A ring oiler or oil ring is a form of oil-lubrication system for bearings.

Ring oilers were used for medium-speed applications with moderate loads, during the first half of the 20th century. These represented the later years of the stationary steam engine, and the beginnings of the high-speed steam engine, the internal combustion oil engine and electrical generating equipment. Before this time plain bearings were lubricated by drip-feed oil cups or manually by an engine tender with an oil can. As speeds or bearing loads later increased, forced pressure lubrication became more prevalent and the ring oiler fell from use.
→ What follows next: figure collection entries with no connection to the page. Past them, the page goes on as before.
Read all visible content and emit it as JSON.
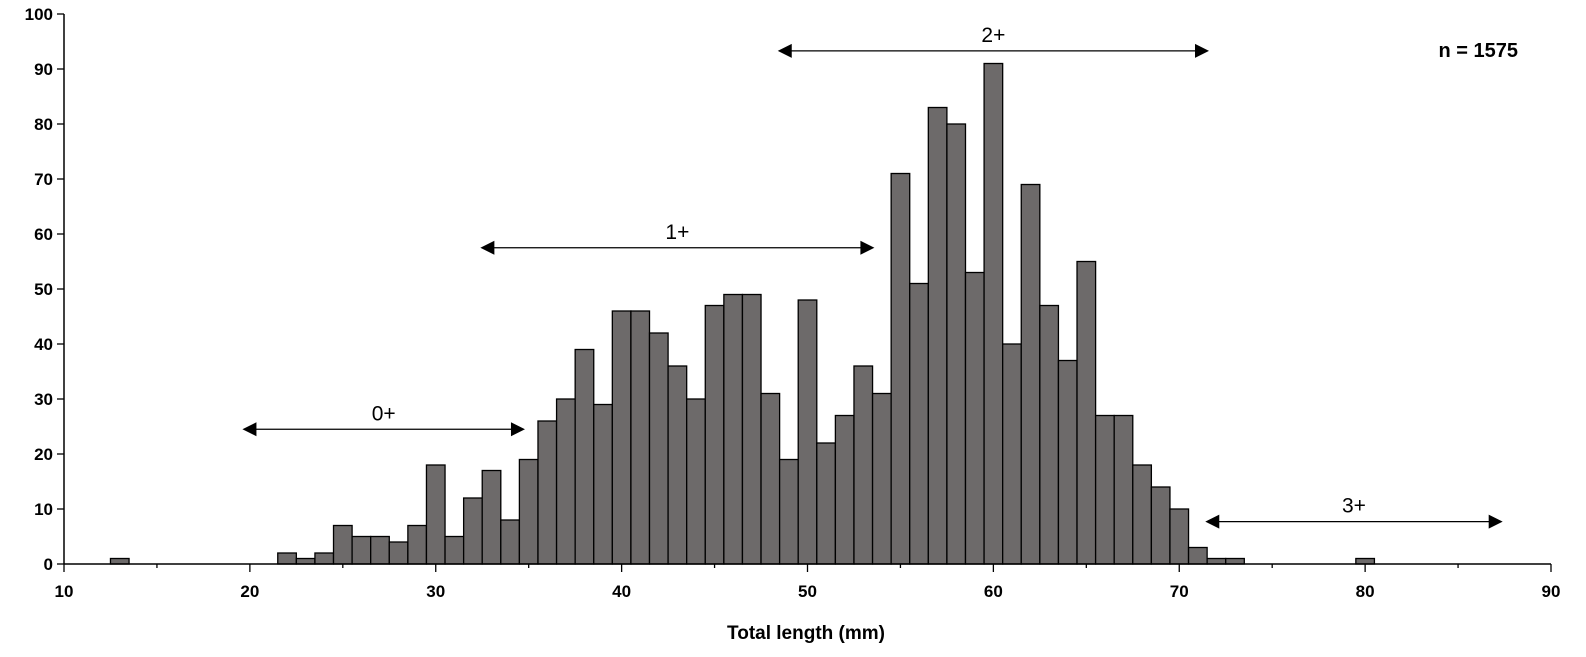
{
  "chart_data": {
    "type": "bar",
    "title": "",
    "xlabel": "Total length (mm)",
    "ylabel": "",
    "xlim": [
      10,
      90
    ],
    "ylim": [
      0,
      100
    ],
    "xticks": [
      10,
      20,
      30,
      40,
      50,
      60,
      70,
      80,
      90
    ],
    "yticks": [
      0,
      10,
      20,
      30,
      40,
      50,
      60,
      70,
      80,
      90,
      100
    ],
    "bin_width": 1,
    "x": [
      13,
      22,
      23,
      24,
      25,
      26,
      27,
      28,
      29,
      30,
      31,
      32,
      33,
      34,
      35,
      36,
      37,
      38,
      39,
      40,
      41,
      42,
      43,
      44,
      45,
      46,
      47,
      48,
      49,
      50,
      51,
      52,
      53,
      54,
      55,
      56,
      57,
      58,
      59,
      60,
      61,
      62,
      63,
      64,
      65,
      66,
      67,
      68,
      69,
      70,
      71,
      72,
      73,
      80
    ],
    "values": [
      1,
      2,
      1,
      2,
      7,
      5,
      5,
      4,
      7,
      18,
      5,
      12,
      17,
      8,
      19,
      26,
      30,
      39,
      29,
      46,
      46,
      42,
      36,
      30,
      47,
      49,
      49,
      31,
      19,
      48,
      22,
      27,
      36,
      31,
      71,
      51,
      83,
      80,
      53,
      91,
      40,
      69,
      47,
      37,
      55,
      27,
      27,
      18,
      14,
      10,
      3,
      1,
      1,
      1
    ],
    "grid": false,
    "legend": "none",
    "bar_color": "#6d6a6a",
    "annotations": [
      {
        "label": "0+",
        "x_start": 19.6,
        "x_end": 34.8,
        "y": 24.5
      },
      {
        "label": "1+",
        "x_start": 32.4,
        "x_end": 53.6,
        "y": 57.5
      },
      {
        "label": "2+",
        "x_start": 48.4,
        "x_end": 71.6,
        "y": 93.3
      },
      {
        "label": "3+",
        "x_start": 71.4,
        "x_end": 87.4,
        "y": 7.7
      }
    ],
    "note": "n = 1575"
  }
}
A ring oiler is a simple device, consisting of a large metal ring placed around a horizontal shaft, adjacent to a bearing. An oil sump is underneath this shaft and the ring is large enough to dip into the oil. As the shaft rotates, the ring is carried round with it. The rotating ring in turn picks up some oil and deposits it onto the shaft, from where it flows sideways and lubricates the bearings. The oil ring is effectively a simple lubrication pump, with only one moving part and no complex or high-precision components. The device is crude, but automatic, effective and reliable. Unlike a drip oiler, there is also no need to close off the oiler or remove oil wicks when the machine is stopped.
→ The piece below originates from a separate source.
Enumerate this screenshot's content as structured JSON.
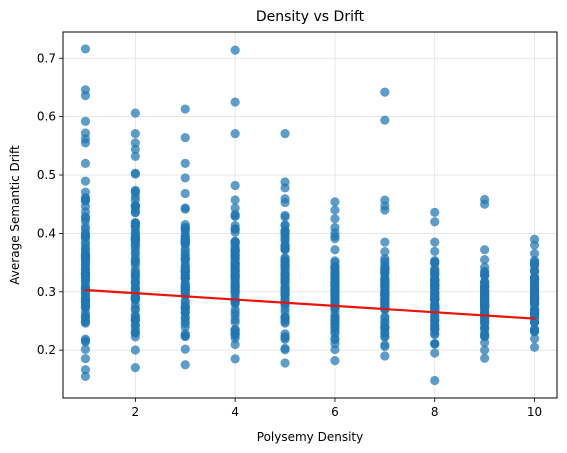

Ring oilers were used for speeds up to around 1,000 rpm. Above this, the oil tended to be thrown centrifugally from the ring, rather than carried by it (although it is still currently applied on steam turbines with speeds around 3200 rpm). The bearing must also remain horizontal and stable, so although suitable for crankshaft main bearings, they could not be used on connecting rod big end bearings. They were not used on vehicles for similar reasons, although the engines concerned at this time were anyway too large and heavy for practical mobile use. Automatic ring oilers were particularly useful for large engines with multiple horizontally opposed cylinders, where it was otherwise difficult to access the central main bearings. Ring oilers were most suited where bearing side-loads were relatively light, but the bearing capacity required more lubrication than could be supplied by a drip feed oiler. For this reason they were widely used on larger electric motors and generators.